9 Tips to Keep Customers Coming Back
Remain focused: In cutting back, your first inclination may be to halt staff training or trim anything that may make the customer experience a smooth one. Don't if you can help it, says Richard Hanks, chair and president of Mindshare, a customer service-consulting firm. "Customer loyalty is a share of their wallet, mind and mouth. Be willing to sacrifice a little here, and your profits may take a hit and you may need to dip into your reserves a bit, but now is the time to steal shares. When everyone else is cutting down to the bone, cut less than everyone else and you'll be in a great position when we get out of this recession."
After all, an experienced staff is worth its weight in gold. Just ask Apple (Stock Quote: AAPL) . Whoever thought to add the Genius Bar to each store is brilliant. It's one more reason people are willing to pay Apple's higher prices.
Train staff to stay focused: On the customer, that is. One way Daniel's Jewelers in southern California does that is to have management shop in its 50 stores. "The goal is to catch employees doing it right," says Rick Segel, author of "Retail Business Kits for Dummies" (For Dummies). "Then they have a meeting about the wonderful things people are doing. Behavior that is rewarded is behavior that is repeated."

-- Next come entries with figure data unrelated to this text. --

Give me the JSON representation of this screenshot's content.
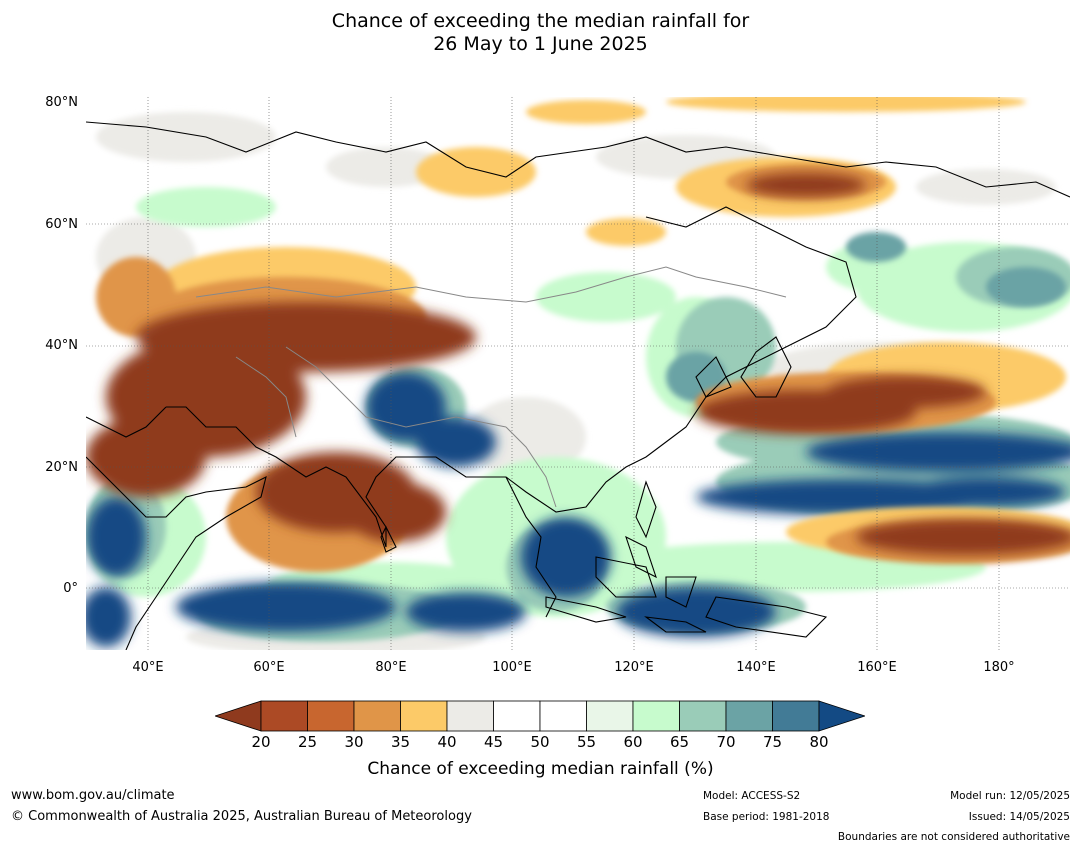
{
  "title": {
    "line1": "Chance of exceeding the median rainfall for",
    "line2": "26 May to 1 June 2025"
  },
  "map": {
    "lat_labels": [
      "80°N",
      "60°N",
      "40°N",
      "20°N",
      "0°"
    ],
    "lon_labels": [
      "40°E",
      "60°E",
      "80°E",
      "100°E",
      "120°E",
      "140°E",
      "160°E",
      "180°"
    ],
    "extent": {
      "lon_min": 30,
      "lon_max": 190,
      "lat_min": -10,
      "lat_max": 80
    }
  },
  "colorbar": {
    "ticks": [
      "20",
      "25",
      "30",
      "35",
      "40",
      "45",
      "50",
      "55",
      "60",
      "65",
      "70",
      "75",
      "80"
    ],
    "colors": [
      "#8f3a1e",
      "#ac4a25",
      "#c8662f",
      "#e09548",
      "#fcca68",
      "#ecebe7",
      "#ffffff",
      "#ffffff",
      "#e9f6e8",
      "#c7fbcd",
      "#9accb8",
      "#6ba3a5",
      "#427b96",
      "#134a84"
    ],
    "title": "Chance of exceeding median rainfall (%)"
  },
  "footer": {
    "website": "www.bom.gov.au/climate",
    "copyright": "© Commonwealth of Australia 2025, Australian Bureau of Meteorology",
    "model": "Model: ACCESS-S2",
    "base_period": "Base period: 1981-2018",
    "model_run": "Model run: 12/05/2025",
    "issued": "Issued: 14/05/2025",
    "disclaimer": "Boundaries are not considered authoritative"
  }
}
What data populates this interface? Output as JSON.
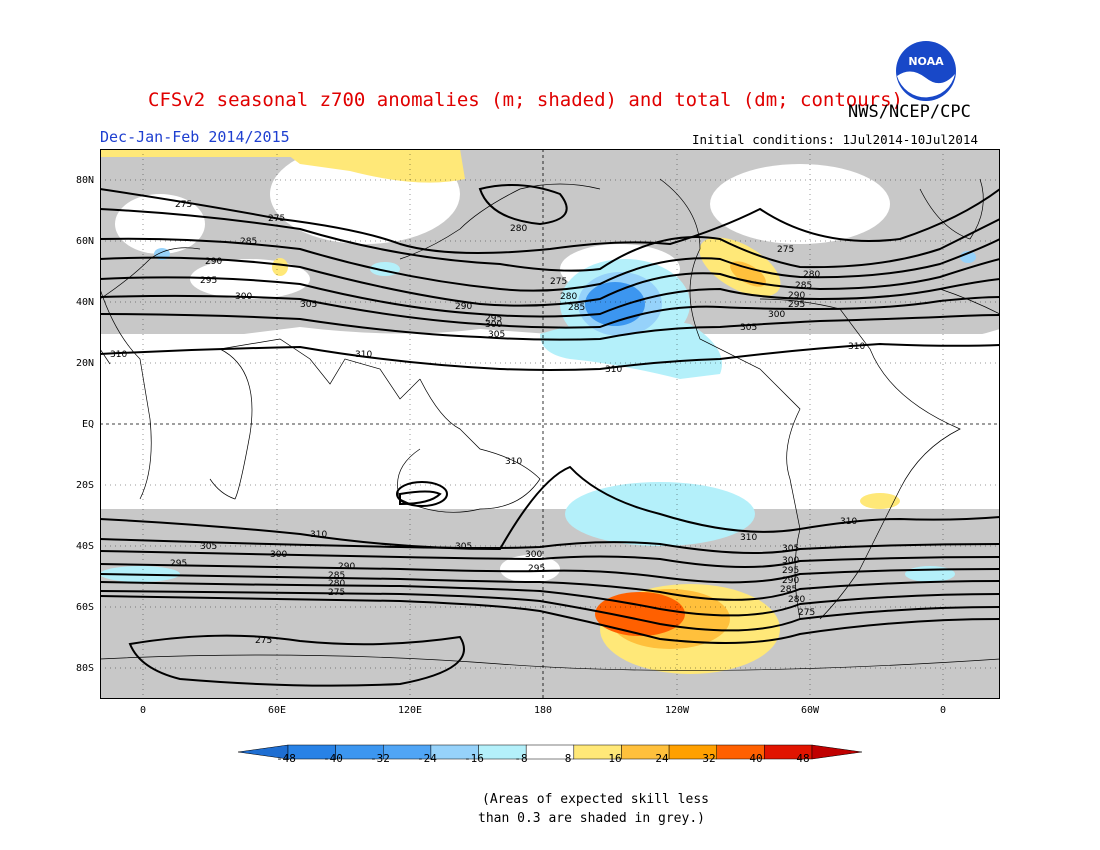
{
  "header": {
    "title": "CFSv2 seasonal z700 anomalies (m; shaded) and total (dm; contours)",
    "season": "Dec-Jan-Feb 2014/2015",
    "organization": "NWS/NCEP/CPC",
    "initial_conditions": "Initial conditions: 1Jul2014-10Jul2014",
    "logo_text": "NOAA"
  },
  "map": {
    "lat_labels": [
      "80N",
      "60N",
      "40N",
      "20N",
      "EQ",
      "20S",
      "40S",
      "60S",
      "80S"
    ],
    "lon_labels": [
      "0",
      "60E",
      "120E",
      "180",
      "120W",
      "60W",
      "0"
    ],
    "contour_labels": [
      "275",
      "280",
      "285",
      "290",
      "295",
      "300",
      "305",
      "310"
    ],
    "colors": {
      "skill_grey": "#c8c8c8",
      "neg_light": "#b4f0fa",
      "neg_mid": "#96d2fa",
      "neg_strong": "#3c96f0",
      "pos_light": "#ffe878",
      "pos_mid": "#ffc03c",
      "pos_strong": "#ff6000"
    }
  },
  "colorbar": {
    "labels": [
      "-48",
      "-40",
      "-32",
      "-24",
      "-16",
      "-8",
      "8",
      "16",
      "24",
      "32",
      "40",
      "48"
    ],
    "colors": [
      "#1e6ed2",
      "#2882e6",
      "#3c96f0",
      "#50a5f5",
      "#96d2fa",
      "#b4f0fa",
      "#ffffff",
      "#ffe878",
      "#ffc03c",
      "#ffa000",
      "#ff6000",
      "#e11400",
      "#c00000"
    ]
  },
  "note": {
    "line1": "(Areas of expected skill less",
    "line2": "than 0.3 are shaded in grey.)"
  }
}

They also require that workers compliment one another in staff meetings. "An employee compliments another on what they did well, and they can't pick the same employee twice," says Segel. "It's awkward at first but people start observing. It becomes a form of education and raises the element of service."
Never lose customers to begin with: You won't need a customer-incentive program if your company has always done its utmost to make the client experience the best it can be. Experts say it costs more to find a new customer than it does to keep an old one. So if a customer had a horrible time with one of your employees, pick up the phone or drop by their table to let them know you value their business.
"The best incentive is dependability, consistency, urgency and responsiveness," says Hanks, who is also author of "Delivering and Measuring Customer Service" (Duff Road Endeavors). "I overpay at Nordstrom. But I know I will never have a problem with them. They don't have a frequent-buyer program. They have my loyalty because of the underlying thing that they do."